A band always endowed with exceptional class and style, Journey has undergone various lineup changes over the years of their long and honored career, but this 1996 album sees the presence of the great historical names, Perry, Schon, Cain, Valory, and Smith, all united together in a magical reunion that certainly represents a compositional acme.
One could define it, with more appropriate and fitting words, as the album of the group's artistic maturity and the work that, probably more than any other, not only reunites and encapsulates the excellent figures that have made the band famous and renowned worldwide but also, and above all, their greatest compositional and artistic potentials, their ability to merge and interact, through a masterful and sensual voice, an intense and dazzling guitar, a soft, almost velvety keyboard, showcasing a technical ability worthy of the greatest historical groups of the past.
The first track "Message Of Love" represents a perfect fusion of power combined with the best AOR tradition, where voice and guitar chase each other with increasingly fast and pressing rhythms, but soon the romantic vein of the group takes over with a ballad titled "When You Love A Woman", which in 1997 received a Grammy nomination, although, in this context, the song "Still She Cries" is certainly much more relevant and noteworthy, as, for intensity and ability to convey deep and intense emotions, it is the worthy heir of "Open Arms".
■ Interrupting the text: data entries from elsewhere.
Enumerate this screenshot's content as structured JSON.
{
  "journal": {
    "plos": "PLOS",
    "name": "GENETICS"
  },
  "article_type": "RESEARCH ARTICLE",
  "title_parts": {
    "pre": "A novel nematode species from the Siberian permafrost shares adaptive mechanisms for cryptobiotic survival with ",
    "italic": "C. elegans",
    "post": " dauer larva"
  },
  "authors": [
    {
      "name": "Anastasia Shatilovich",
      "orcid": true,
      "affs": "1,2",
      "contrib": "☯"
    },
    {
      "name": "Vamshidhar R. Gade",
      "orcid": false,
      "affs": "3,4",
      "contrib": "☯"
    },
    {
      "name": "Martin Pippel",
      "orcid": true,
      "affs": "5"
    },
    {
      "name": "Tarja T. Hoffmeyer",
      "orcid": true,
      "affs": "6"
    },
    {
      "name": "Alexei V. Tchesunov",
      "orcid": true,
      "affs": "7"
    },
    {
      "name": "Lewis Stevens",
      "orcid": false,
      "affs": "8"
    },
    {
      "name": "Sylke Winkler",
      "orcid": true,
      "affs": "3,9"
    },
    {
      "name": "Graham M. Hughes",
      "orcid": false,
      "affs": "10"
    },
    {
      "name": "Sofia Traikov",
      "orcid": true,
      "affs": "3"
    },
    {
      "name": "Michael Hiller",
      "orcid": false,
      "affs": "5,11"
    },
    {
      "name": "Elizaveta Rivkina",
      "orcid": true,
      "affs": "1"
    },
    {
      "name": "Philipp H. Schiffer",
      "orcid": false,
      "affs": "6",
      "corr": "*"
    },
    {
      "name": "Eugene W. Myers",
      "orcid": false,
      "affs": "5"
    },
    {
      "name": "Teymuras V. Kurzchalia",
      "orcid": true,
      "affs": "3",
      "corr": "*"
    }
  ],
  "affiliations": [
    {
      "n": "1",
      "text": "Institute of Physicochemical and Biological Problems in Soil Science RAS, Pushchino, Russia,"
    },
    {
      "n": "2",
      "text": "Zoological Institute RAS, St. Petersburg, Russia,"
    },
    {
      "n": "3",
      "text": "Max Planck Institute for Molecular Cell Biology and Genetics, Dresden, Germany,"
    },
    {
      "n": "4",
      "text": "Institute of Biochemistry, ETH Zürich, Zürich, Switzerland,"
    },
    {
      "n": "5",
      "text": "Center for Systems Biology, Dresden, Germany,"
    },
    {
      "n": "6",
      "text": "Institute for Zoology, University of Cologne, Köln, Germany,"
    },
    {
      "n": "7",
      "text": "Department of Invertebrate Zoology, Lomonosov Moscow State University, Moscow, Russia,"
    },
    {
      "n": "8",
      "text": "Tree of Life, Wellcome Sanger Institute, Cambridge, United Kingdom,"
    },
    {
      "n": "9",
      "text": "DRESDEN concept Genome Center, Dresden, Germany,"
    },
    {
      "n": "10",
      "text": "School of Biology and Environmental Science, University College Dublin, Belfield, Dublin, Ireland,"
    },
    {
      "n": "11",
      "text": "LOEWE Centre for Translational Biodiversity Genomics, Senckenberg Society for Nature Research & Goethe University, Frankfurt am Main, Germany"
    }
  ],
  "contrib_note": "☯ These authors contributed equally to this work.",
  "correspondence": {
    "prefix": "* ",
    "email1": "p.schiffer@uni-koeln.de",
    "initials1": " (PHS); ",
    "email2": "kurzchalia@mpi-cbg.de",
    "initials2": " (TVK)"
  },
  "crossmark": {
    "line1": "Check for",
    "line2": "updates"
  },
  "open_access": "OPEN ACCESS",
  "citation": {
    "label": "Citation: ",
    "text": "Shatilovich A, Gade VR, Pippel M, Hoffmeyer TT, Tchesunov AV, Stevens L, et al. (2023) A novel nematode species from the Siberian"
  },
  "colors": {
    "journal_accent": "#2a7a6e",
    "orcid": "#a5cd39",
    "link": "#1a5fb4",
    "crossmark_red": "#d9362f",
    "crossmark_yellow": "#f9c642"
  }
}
There are no lack of particularly effervescent episodes, such as "Castles Burning", where the sounds take on more typically hard and blues contours, with a guitar at times subtly Hendrixian by Neal Schon, just as there are mid-tempo tracks of absolute beauty like "If He Should Break Your Heart" or "Don't Be Down On Me Baby", the latter particularly successful for the brilliant melodic solutions present in it.
But this work of Journey still holds many great emotions, an exceptional love song like "When I Think Of You", a double-take guitar solo that sends chills in "Easy To Fall", the sensation of sadness and melancholy that accompanies us on autumn rainy days in "It's Just The Rain", the sense of continuity with the past in "Trial by Fire", the last song of an album that has in itself the same brightness of the golden years, when the group played "When the lights go down in the City And the sun shines on the bay Do I want to be there in my City Ooh, ooh".
Absolutely to listen to and "savor" like a great vintage wine.